Prévenir les conflits

Les personnes connectées à Internet sont désormais quasiment aussi nombreuses que celles qui disposent d’une eau propre au robinet, alors que cette eau courante est accessible à certains depuis plus de deux cents ans. Un réseau de bornes-fontaines publiques était en place à Paris dès le milieu du XIXe siècle, et a servi de base au développement de l’eau « à tous les étages ». On purifiait l’eau à cette époque par filtration sur sable, avant d’utiliser, au début du XXe, du charbon actif ou du chlore.

L’accès à une eau propre est donc loin d’être technologiquement hors de portée. D’autant que des solutions spécifiques ont été développées ces dernières années pour les zones rurales où le coût des adductions d’eau reste élevé. Une organisation non gouvernementale, Evidence Action, met par exemple en place des distributeurs de chlore avec doseurs pour traiter l’eau pompée à la source, donnant accès à de l’eau saine à plus de 10 millions de personnes non connectées aux réseaux, en Afrique de l’Est, le tout pour moins de 1,50 dollar (environ 1,30 euro) par personne et par an. Le temps de rentrer à la maison, l’eau est désinfectée.

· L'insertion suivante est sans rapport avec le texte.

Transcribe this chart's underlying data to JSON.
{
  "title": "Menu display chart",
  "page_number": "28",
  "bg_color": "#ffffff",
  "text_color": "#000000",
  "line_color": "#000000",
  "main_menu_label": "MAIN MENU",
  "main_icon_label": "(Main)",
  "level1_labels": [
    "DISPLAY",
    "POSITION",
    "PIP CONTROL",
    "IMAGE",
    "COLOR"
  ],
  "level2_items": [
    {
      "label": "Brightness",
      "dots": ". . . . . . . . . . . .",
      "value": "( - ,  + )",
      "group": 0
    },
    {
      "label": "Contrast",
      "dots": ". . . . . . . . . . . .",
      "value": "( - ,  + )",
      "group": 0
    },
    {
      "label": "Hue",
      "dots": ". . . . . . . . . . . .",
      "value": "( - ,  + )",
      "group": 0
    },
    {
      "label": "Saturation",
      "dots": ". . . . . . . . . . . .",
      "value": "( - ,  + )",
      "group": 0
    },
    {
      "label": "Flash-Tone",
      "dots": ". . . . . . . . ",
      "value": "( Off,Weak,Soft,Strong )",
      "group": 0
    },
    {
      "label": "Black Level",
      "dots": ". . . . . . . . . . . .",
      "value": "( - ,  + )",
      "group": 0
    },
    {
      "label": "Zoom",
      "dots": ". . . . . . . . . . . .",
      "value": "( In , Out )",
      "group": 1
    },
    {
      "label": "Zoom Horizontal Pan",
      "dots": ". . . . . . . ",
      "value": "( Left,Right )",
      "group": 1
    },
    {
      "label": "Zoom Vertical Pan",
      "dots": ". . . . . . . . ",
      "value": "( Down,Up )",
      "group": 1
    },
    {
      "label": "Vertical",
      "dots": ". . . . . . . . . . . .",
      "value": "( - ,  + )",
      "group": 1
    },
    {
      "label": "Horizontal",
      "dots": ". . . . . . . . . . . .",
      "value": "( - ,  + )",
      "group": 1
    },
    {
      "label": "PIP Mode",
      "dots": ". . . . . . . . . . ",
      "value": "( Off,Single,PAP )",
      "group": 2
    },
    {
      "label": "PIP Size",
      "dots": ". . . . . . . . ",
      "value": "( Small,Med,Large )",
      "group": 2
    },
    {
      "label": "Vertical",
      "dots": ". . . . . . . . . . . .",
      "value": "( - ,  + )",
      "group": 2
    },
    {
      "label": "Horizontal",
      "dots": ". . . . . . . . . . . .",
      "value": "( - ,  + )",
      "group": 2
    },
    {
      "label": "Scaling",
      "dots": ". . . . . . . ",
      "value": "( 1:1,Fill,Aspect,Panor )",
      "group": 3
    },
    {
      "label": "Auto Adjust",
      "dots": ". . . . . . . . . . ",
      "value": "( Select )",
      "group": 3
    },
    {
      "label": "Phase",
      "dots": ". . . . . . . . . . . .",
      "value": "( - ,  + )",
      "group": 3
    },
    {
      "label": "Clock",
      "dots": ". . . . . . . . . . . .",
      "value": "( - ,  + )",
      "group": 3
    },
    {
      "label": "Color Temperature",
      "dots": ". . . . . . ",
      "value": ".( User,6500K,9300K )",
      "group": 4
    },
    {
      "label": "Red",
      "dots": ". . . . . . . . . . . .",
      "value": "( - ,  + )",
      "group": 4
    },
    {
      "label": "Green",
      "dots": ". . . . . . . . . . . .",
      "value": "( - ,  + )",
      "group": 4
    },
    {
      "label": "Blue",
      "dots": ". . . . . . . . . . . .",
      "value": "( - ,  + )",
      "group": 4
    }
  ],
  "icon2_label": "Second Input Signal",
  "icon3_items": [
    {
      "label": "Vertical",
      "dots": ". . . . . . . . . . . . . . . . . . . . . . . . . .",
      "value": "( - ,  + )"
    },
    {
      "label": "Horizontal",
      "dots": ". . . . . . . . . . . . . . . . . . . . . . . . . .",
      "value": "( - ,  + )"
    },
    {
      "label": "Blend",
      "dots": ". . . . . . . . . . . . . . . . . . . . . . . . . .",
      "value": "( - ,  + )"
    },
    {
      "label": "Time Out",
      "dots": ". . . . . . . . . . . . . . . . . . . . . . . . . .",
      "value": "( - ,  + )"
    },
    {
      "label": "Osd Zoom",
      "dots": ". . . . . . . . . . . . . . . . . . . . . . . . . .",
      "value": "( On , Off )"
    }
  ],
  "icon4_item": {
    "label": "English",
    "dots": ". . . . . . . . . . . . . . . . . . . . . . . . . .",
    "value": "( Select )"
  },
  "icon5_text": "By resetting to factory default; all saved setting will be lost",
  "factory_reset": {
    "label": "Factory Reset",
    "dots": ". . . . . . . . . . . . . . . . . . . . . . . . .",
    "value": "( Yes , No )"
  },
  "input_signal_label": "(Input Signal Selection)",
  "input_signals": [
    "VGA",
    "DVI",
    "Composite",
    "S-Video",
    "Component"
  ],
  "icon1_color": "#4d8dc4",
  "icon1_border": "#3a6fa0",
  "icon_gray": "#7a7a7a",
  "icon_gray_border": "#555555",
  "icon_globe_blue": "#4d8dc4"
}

Pourquoi ne pas investir massivement dans ce type de projets ? Certes, l’heure est à la diminution des aides internationales au développement, mais ces sujets peuvent mobiliser les populations. Chacun comprend les problèmes posés par une eau difficile d’accès, polluée, propageant des maladies. Il s’agit aussi d’aller plus loin sur le plan juridique. La reconnaissance d’un droit fondamental à l’eau doit se décliner en engagements opposables, garantissant leur respect. Des mécanismes de suivi sont aussi indispensables, avec des financements permettant de mobiliser des fonds spécifiques pour les pays les plus vulnérables.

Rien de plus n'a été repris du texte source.